Abdul Kareem Fakhrawi was pronounced dead on April 12, nine days after he was arrested, according to the report of the Bahrain Independent Commission of Inquiry (BICI) formed by King Hamad Bin Eisa Al Khalifa in June 2011 to look into the events that hit Bahrain in February and March that year and their consequences.
In its report released in November last year following a four-month field investigation, the BICI said that it had “received information that the deceased was a businessman and founder of Bahrain’s first educational bookstore that had expanded into a publishing house”.
“On the evening of April 2, 2011, the deceased was visiting a relative in Karbabad. At approximately 23:30, police surrounded his relative’s home. The deceased presented himself at the police station the following morning in order to resolve the matter,” the report said.
His family was informed of his death on April 12, the BICI said.
Bahrain’s interior ministry has pledged to comply with the recommendations issued by the BICI with the help of security experts with British and US experience and to hold all security men involved in human rights abuses accountable.
Last week, Shaikh Rashid Bin Adbullah Al Khalifa, the interior minister, condemned the slapping of a Bahraini citizen by a security man.

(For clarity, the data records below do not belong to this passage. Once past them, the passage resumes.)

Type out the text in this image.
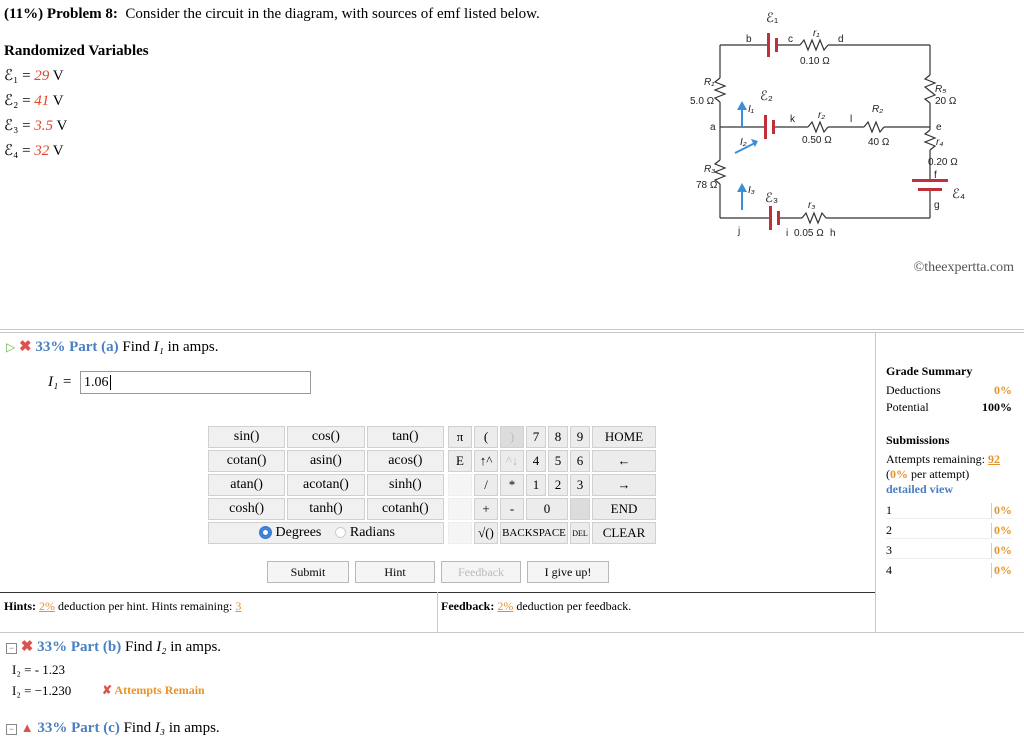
(11%) Problem 8: Consider the circuit in the diagram, with sources of emf listed below.
Randomized Variables
ℰ₁ = 29 V
ℰ₂ = 41 V
ℰ₃ = 3.5 V
ℰ₄ = 32 V
ℰ₁
b	c
r₁
d
0.10 Ω
R₁
5.0 Ω	ℰ₂
I₁
a
k r₂ l
R₂
I₂	0.50 Ω	40 Ω
R₅
20 Ω
e
r₄
0.20 Ω
f
ℰ₄
g
R₃
78 Ω	I₃ ℰ₃
r₃
j	i 0.05 Ω h
©theexpertta.com
▷ ✖ 33% Part (a) Find I₁ in amps.
I₁ = 1.06
sin()	cos()	tan()
cotan()	asin()	acos()
atan()	acotan()	sinh()
cosh()	tanh()	cotanh()
Degrees Radians		
π	(	)	7	8	9	HOME
E	↑^	^↓	4	5	6	←
	/	*	1	2	3	→
	+	-	0			END
	√()	BACKSPACE			DEL	CLEAR
Submit	Hint	Feedback	I give up!
Hints: 2% deduction per hint. Hints remaining: 3	Feedback: 2% deduction per feedback.
Grade Summary
Deductions	0%
Potential	100%
Submissions
Attempts remaining: 92
(0% per attempt)
detailed view
1	0%
2	0%
3	0%
4	0%
− ✖ 33% Part (b) Find I₂ in amps.
I₂ = - 1.23
I₂ = −1.230	✘ Attempts Remain
− ▲ 33% Part (c) Find I₃ in amps.
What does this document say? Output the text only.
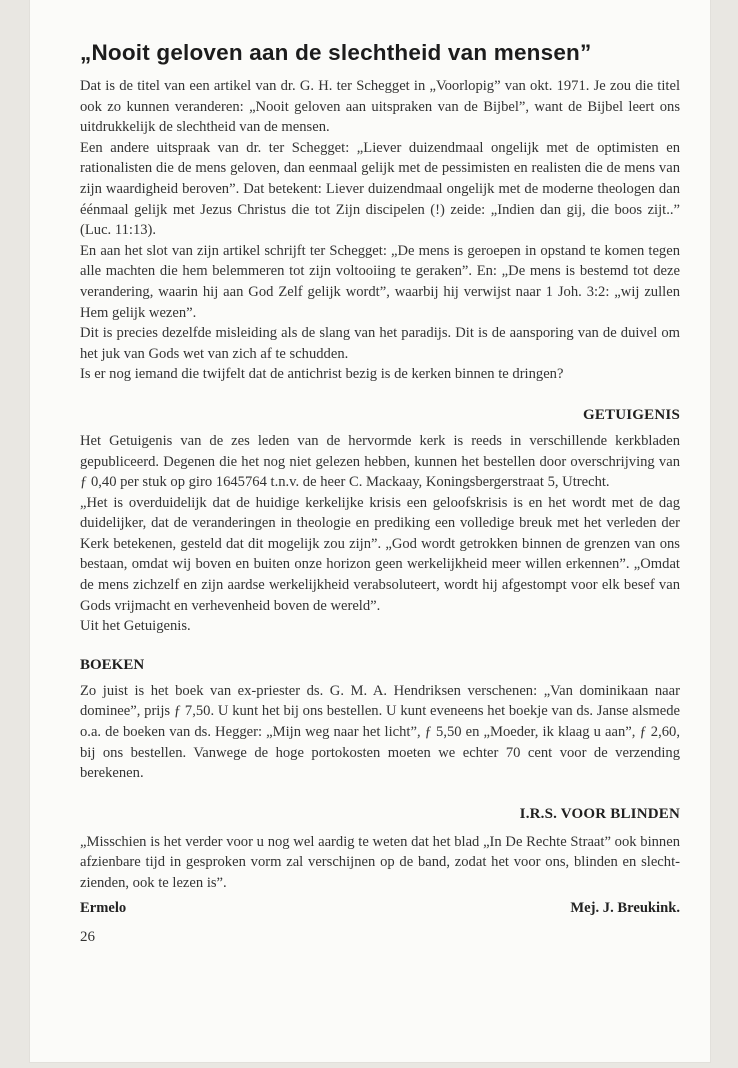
„Nooit geloven aan de slechtheid van mensen”

Dat is de titel van een artikel van dr. G. H. ter Schegget in „Voorlopig” van okt. 1971. Je zou die titel ook zo kunnen veranderen: „Nooit geloven aan uitspraken van de Bijbel”, want de Bijbel leert ons uitdrukkelijk de slechtheid van de mensen.

Een andere uitspraak van dr. ter Schegget: „Liever duizendmaal ongelijk met de optimisten en rationalisten die de mens geloven, dan eenmaal gelijk met de pessimisten en realisten die de mens van zijn waardigheid beroven”. Dat betekent: Liever duizendmaal ongelijk met de moderne theologen dan éénmaal gelijk met Jezus Christus die tot Zijn discipelen (!) zeide: „Indien dan gij, die boos zijt..” (Luc. 11:13).

En aan het slot van zijn artikel schrijft ter Schegget: „De mens is geroepen in opstand te komen tegen alle machten die hem belemmeren tot zijn voltooiing te geraken”. En: „De mens is bestemd tot deze verandering, waarin hij aan God Zelf gelijk wordt”, waarbij hij verwijst naar 1 Joh. 3:2: „wij zullen Hem gelijk wezen”.

Dit is precies dezelfde misleiding als de slang van het paradijs. Dit is de aansporing van de duivel om het juk van Gods wet van zich af te schudden.

Is er nog iemand die twijfelt dat de antichrist bezig is de kerken binnen te dringen?

GETUIGENIS

Het Getuigenis van de zes leden van de hervormde kerk is reeds in verschillende kerkbladen gepubliceerd. Degenen die het nog niet gelezen hebben, kunnen het bestellen door overschrijving van ƒ 0,40 per stuk op giro 1645764 t.n.v. de heer C. Mackaay, Koningsbergerstraat 5, Utrecht.

„Het is overduidelijk dat de huidige kerkelijke krisis een geloofskrisis is en het wordt met de dag duidelijker, dat de veranderingen in theologie en prediking een volledige breuk met het verleden der Kerk betekenen, gesteld dat dit mogelijk zou zijn”. „God wordt getrokken binnen de grenzen van ons bestaan, omdat wij boven en buiten onze horizon geen werkelijkheid meer willen erkennen”. „Omdat de mens zichzelf en zijn aardse werkelijkheid verabsoluteert, wordt hij afgestompt voor elk besef van Gods vrijmacht en verhevenheid boven de wereld”.

Uit het Getuigenis.

BOEKEN

Zo juist is het boek van ex-priester ds. G. M. A. Hendriksen verschenen: „Van dominikaan naar dominee”, prijs ƒ 7,50. U kunt het bij ons bestellen. U kunt eveneens het boekje van ds. Janse alsmede o.a. de boeken van ds. Hegger: „Mijn weg naar het licht”, ƒ 5,50 en „Moeder, ik klaag u aan”, ƒ 2,60, bij ons bestellen. Vanwege de hoge portokosten moeten we echter 70 cent voor de verzending berekenen.

I.R.S. VOOR BLINDEN

„Misschien is het verder voor u nog wel aardig te weten dat het blad „In De Rechte Straat” ook binnen afzienbare tijd in gesproken vorm zal verschijnen op de band, zodat het voor ons, blinden en slecht-zienden, ook te lezen is”.

Ermelo	Mej. J. Breukink.
26
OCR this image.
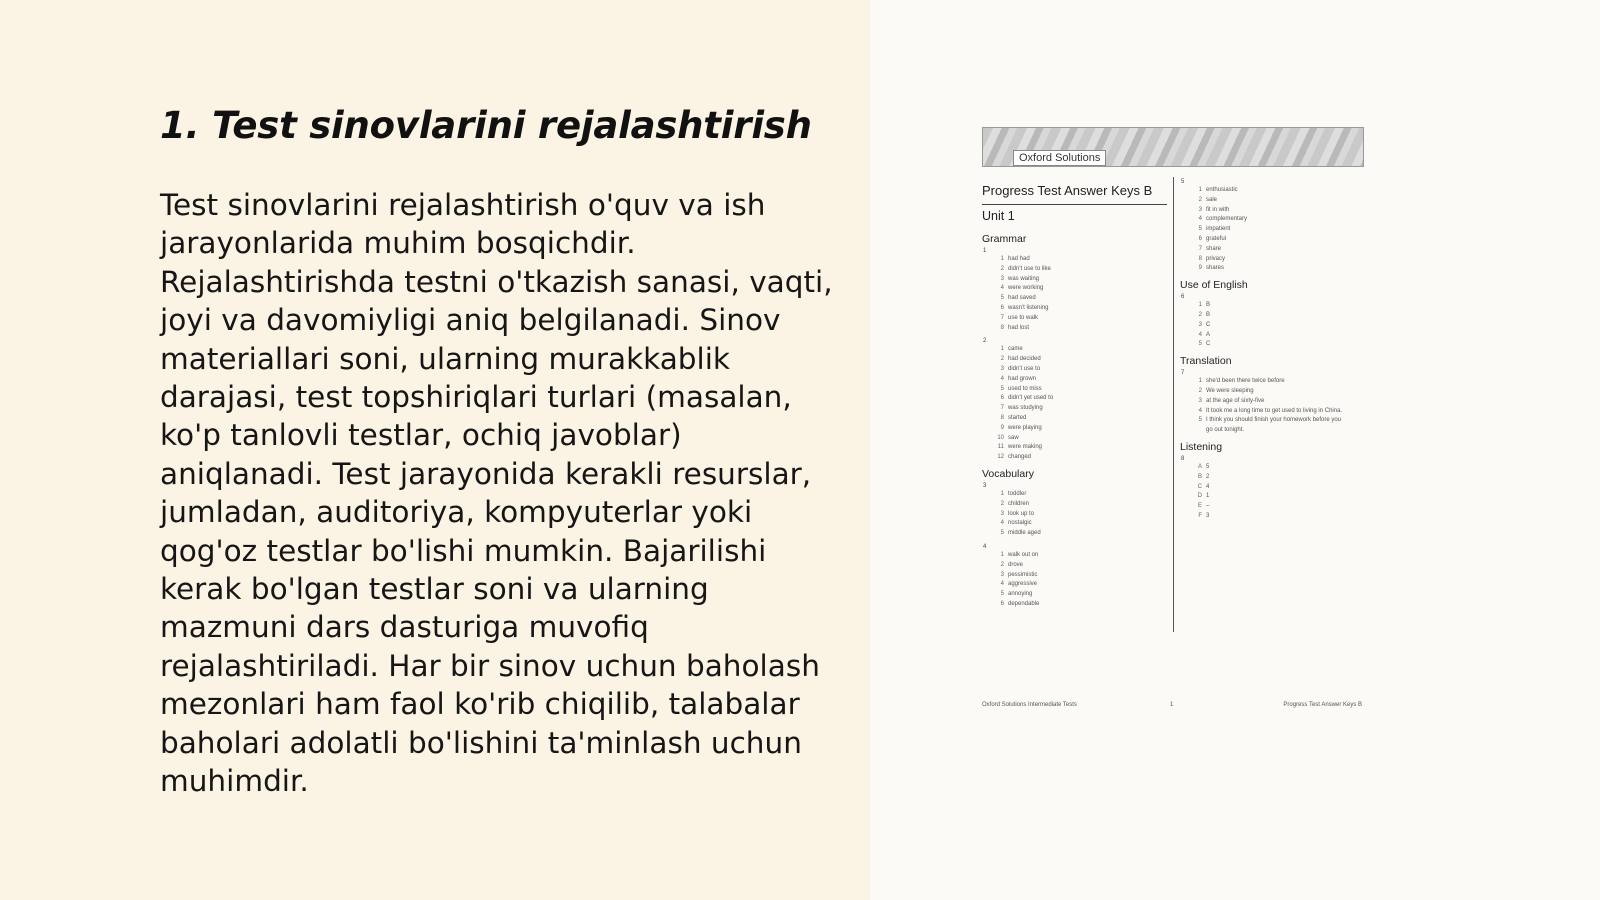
1. Test sinovlarini rejalashtirish

Test sinovlarini rejalashtirish o'quv va ish jarayonlarida muhim bosqichdir. Rejalashtirishda testni o'tkazish sanasi, vaqti, joyi va davomiyligi aniq belgilanadi. Sinov materiallari soni, ularning murakkablik darajasi, test topshiriqlari turlari (masalan, ko'p tanlovli testlar, ochiq javoblar) aniqlanadi. Test jarayonida kerakli resurslar, jumladan, auditoriya, kompyuterlar yoki qog'oz testlar bo'lishi mumkin. Bajarilishi kerak bo'lgan testlar soni va ularning mazmuni dars dasturiga muvofiq rejalashtiriladi. Har bir sinov uchun baholash mezonlari ham faol ko'rib chiqilib, talabalar baholari adolatli bo'lishini ta'minlash uchun muhimdir.

Oxford Solutions
Progress Test Answer Keys B
Unit 1
Grammar
1
1 had had
2 didn't use to like
3 was waiting
4 were working
5 had saved
6 wasn't listening
7 use to walk
8 had lost
2
1 came
2 had decided
3 didn't use to
4 had grown
5 used to miss
6 didn't yet used to
7 was studying
8 started
9 were playing
10 saw
11 were making
12 changed
Vocabulary
3
1 toddler
2 children
3 look up to
4 nostalgic
5 middle aged
4
1 walk out on
2 drove
3 pessimistic
4 aggressive
5 annoying
6 dependable
5
1 enthusiastic
2 sale
3 fit in with
4 complementary
5 impatient
6 grateful
7 share
8 privacy
9 shares
Use of English
6
1 B
2 B
3 C
4 A
5 C
Translation
7
1 she'd been there twice before
2 We were sleeping
3 at the age of sixty-five
4 It took me a long time to get used to living in China.
5 I think you should finish your homework before you
go out tonight.
Listening
8
A 5
B 2
C 4
D 1
E –
F 3
Oxford Solutions Intermediate Tests	1	Progress Test Answer Keys B
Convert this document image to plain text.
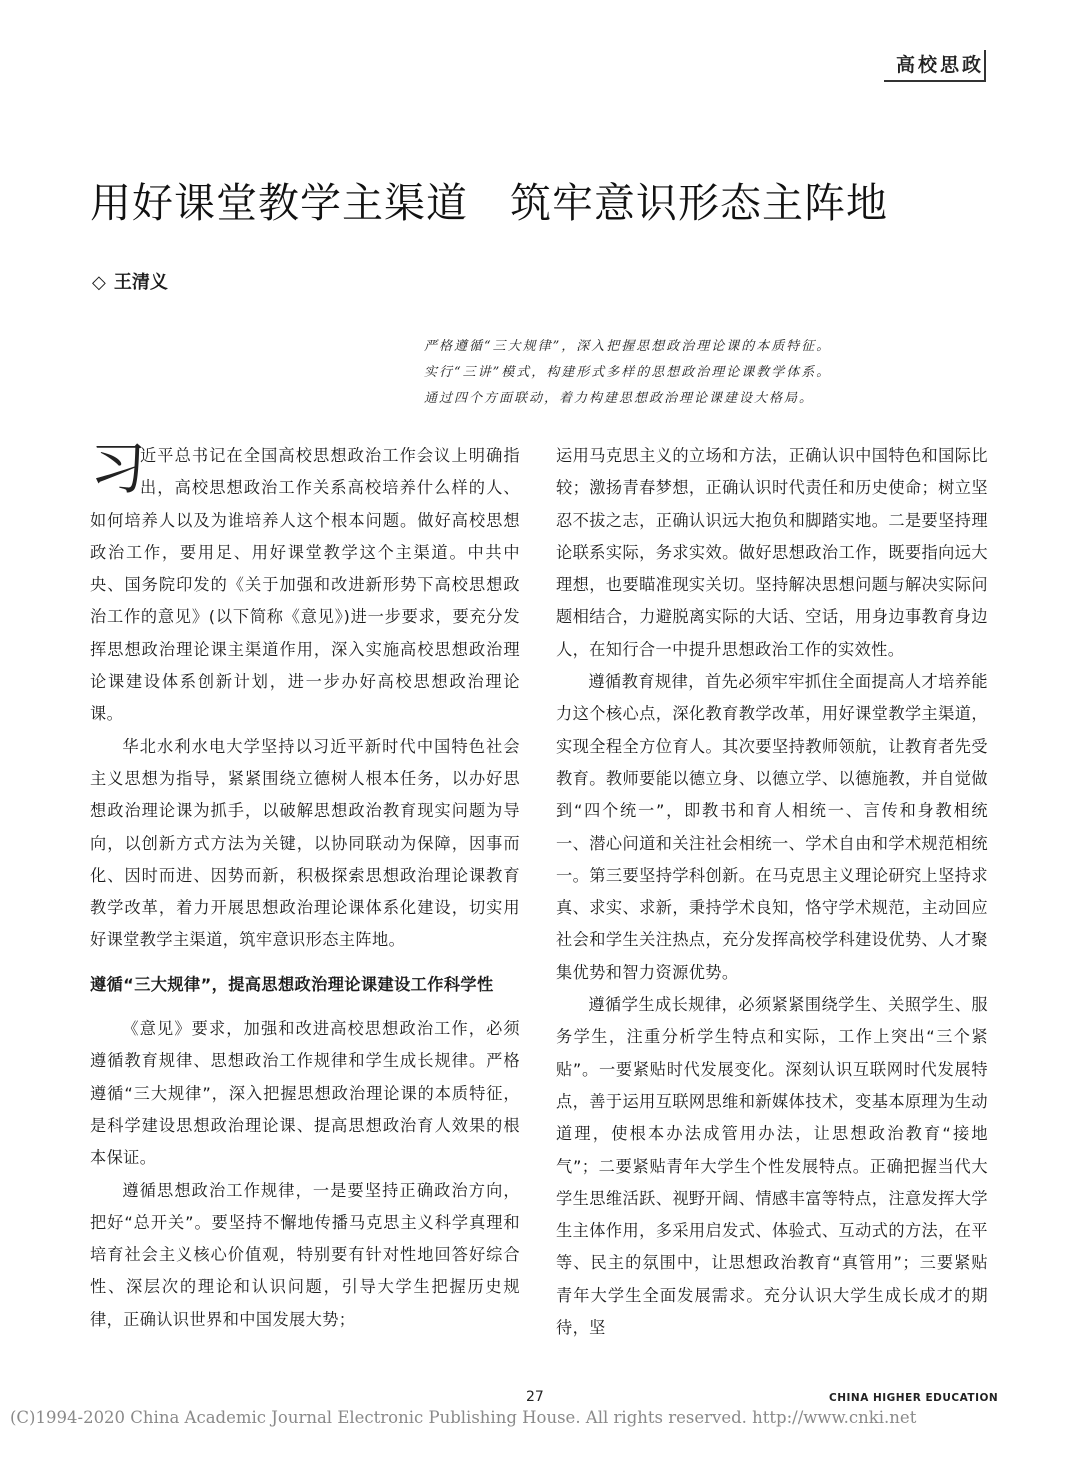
高校思政
用好课堂教学主渠道　筑牢意识形态主阵地
◇ 王清义
严格遵循“三大规律”，深入把握思想政治理论课的本质特征。
实行“三讲”模式，构建形式多样的思想政治理论课教学体系。
通过四个方面联动，着力构建思想政治理论课建设大格局。

习
近平总书记在全国高校思想政治工作会议上明确指出，高校思想政治工作关系高校培养什么样的人、如何培养人以及为谁培养人这个根本问题。做好高校思想政治工作，要用足、用好课堂教学这个主渠道。中共中央、国务院印发的《关于加强和改进新形势下高校思想政治工作的意见》(以下简称《意见》)进一步要求，要充分发挥思想政治理论课主渠道作用，深入实施高校思想政治理论课建设体系创新计划，进一步办好高校思想政治理论课。

华北水利水电大学坚持以习近平新时代中国特色社会主义思想为指导，紧紧围绕立德树人根本任务，以办好思想政治理论课为抓手，以破解思想政治教育现实问题为导向，以创新方式方法为关键，以协同联动为保障，因事而化、因时而进、因势而新，积极探索思想政治理论课教育教学改革，着力开展思想政治理论课体系化建设，切实用好课堂教学主渠道，筑牢意识形态主阵地。

遵循“三大规律”，提高思想政治理论课建设工作科学性

《意见》要求，加强和改进高校思想政治工作，必须遵循教育规律、思想政治工作规律和学生成长规律。严格遵循“三大规律”，深入把握思想政治理论课的本质特征，是科学建设思想政治理论课、提高思想政治育人效果的根本保证。

遵循思想政治工作规律，一是要坚持正确政治方向，把好“总开关”。要坚持不懈地传播马克思主义科学真理和培育社会主义核心价值观，特别要有针对性地回答好综合性、深层次的理论和认识问题，引导大学生把握历史规律，正确认识世界和中国发展大势；

运用马克思主义的立场和方法，正确认识中国特色和国际比较；激扬青春梦想，正确认识时代责任和历史使命；树立坚忍不拔之志，正确认识远大抱负和脚踏实地。二是要坚持理论联系实际，务求实效。做好思想政治工作，既要指向远大理想，也要瞄准现实关切。坚持解决思想问题与解决实际问题相结合，力避脱离实际的大话、空话，用身边事教育身边人，在知行合一中提升思想政治工作的实效性。

遵循教育规律，首先必须牢牢抓住全面提高人才培养能力这个核心点，深化教育教学改革，用好课堂教学主渠道，实现全程全方位育人。其次要坚持教师领航，让教育者先受教育。教师要能以德立身、以德立学、以德施教，并自觉做到“四个统一”，即教书和育人相统一、言传和身教相统一、潜心问道和关注社会相统一、学术自由和学术规范相统一。第三要坚持学科创新。在马克思主义理论研究上坚持求真、求实、求新，秉持学术良知，恪守学术规范，主动回应社会和学生关注热点，充分发挥高校学科建设优势、人才聚集优势和智力资源优势。

遵循学生成长规律，必须紧紧围绕学生、关照学生、服务学生，注重分析学生特点和实际，工作上突出“三个紧贴”。一要紧贴时代发展变化。深刻认识互联网时代发展特点，善于运用互联网思维和新媒体技术，变基本原理为生动道理，使根本办法成管用办法，让思想政治教育“接地气”；二要紧贴青年大学生个性发展特点。正确把握当代大学生思维活跃、视野开阔、情感丰富等特点，注意发挥大学生主体作用，多采用启发式、体验式、互动式的方法，在平等、民主的氛围中，让思想政治教育“真管用”；三要紧贴青年大学生全面发展需求。充分认识大学生成长成才的期待，坚

27	CHINA HIGHER EDUCATION
(C)1994-2020 China Academic Journal Electronic Publishing House. All rights reserved. http://www.cnki.net
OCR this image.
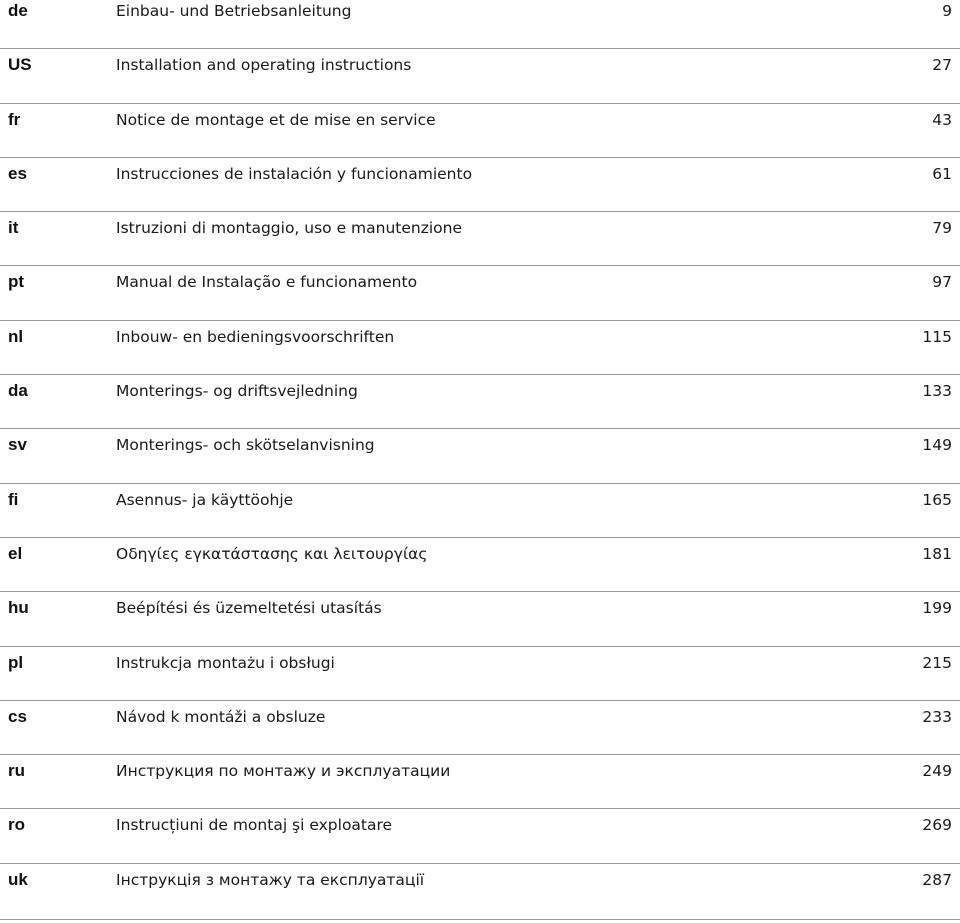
de	Einbau- und Betriebsanleitung	9
US	Installation and operating instructions	27
fr	Notice de montage et de mise en service	43
es	Instrucciones de instalación y funcionamiento	61
it	Istruzioni di montaggio, uso e manutenzione	79
pt	Manual de Instalação e funcionamento	97
nl	Inbouw- en bedieningsvoorschriften	115
da	Monterings- og driftsvejledning	133
sv	Monterings- och skötselanvisning	149
fi	Asennus- ja käyttöohje	165
el	Οδηγίες εγκατάστασης και λειτουργίας	181
hu	Beépítési és üzemeltetési utasítás	199
pl	Instrukcja montażu i obsługi	215
cs	Návod k montáži a obsluze	233
ru	Инструкция по монтажу и эксплуатации	249
ro	Instrucțiuni de montaj şi exploatare	269
uk	Інструкція з монтажу та експлуатації	287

“Such acts do not reflect the disciplined approach and the level of commitment that we always strive to enforce and achieve,” Shaikh Rashid said. “They also undermine the genuine role of the security men who perform their work around the clock in order to reinforce security and ensure the safety of all Bahraini citizens and residents.”
The minister said that the ministry did not allow abuses and held violators fully accountable for their acts.
“We stress that we do seek to promote community partnership and to strengthen confidence-building between the police and the society, given their significance in achieving civil peace,” the minister said.
The interior ministry has hired British and US experts to help instil a more human rights based culture following the BICI report.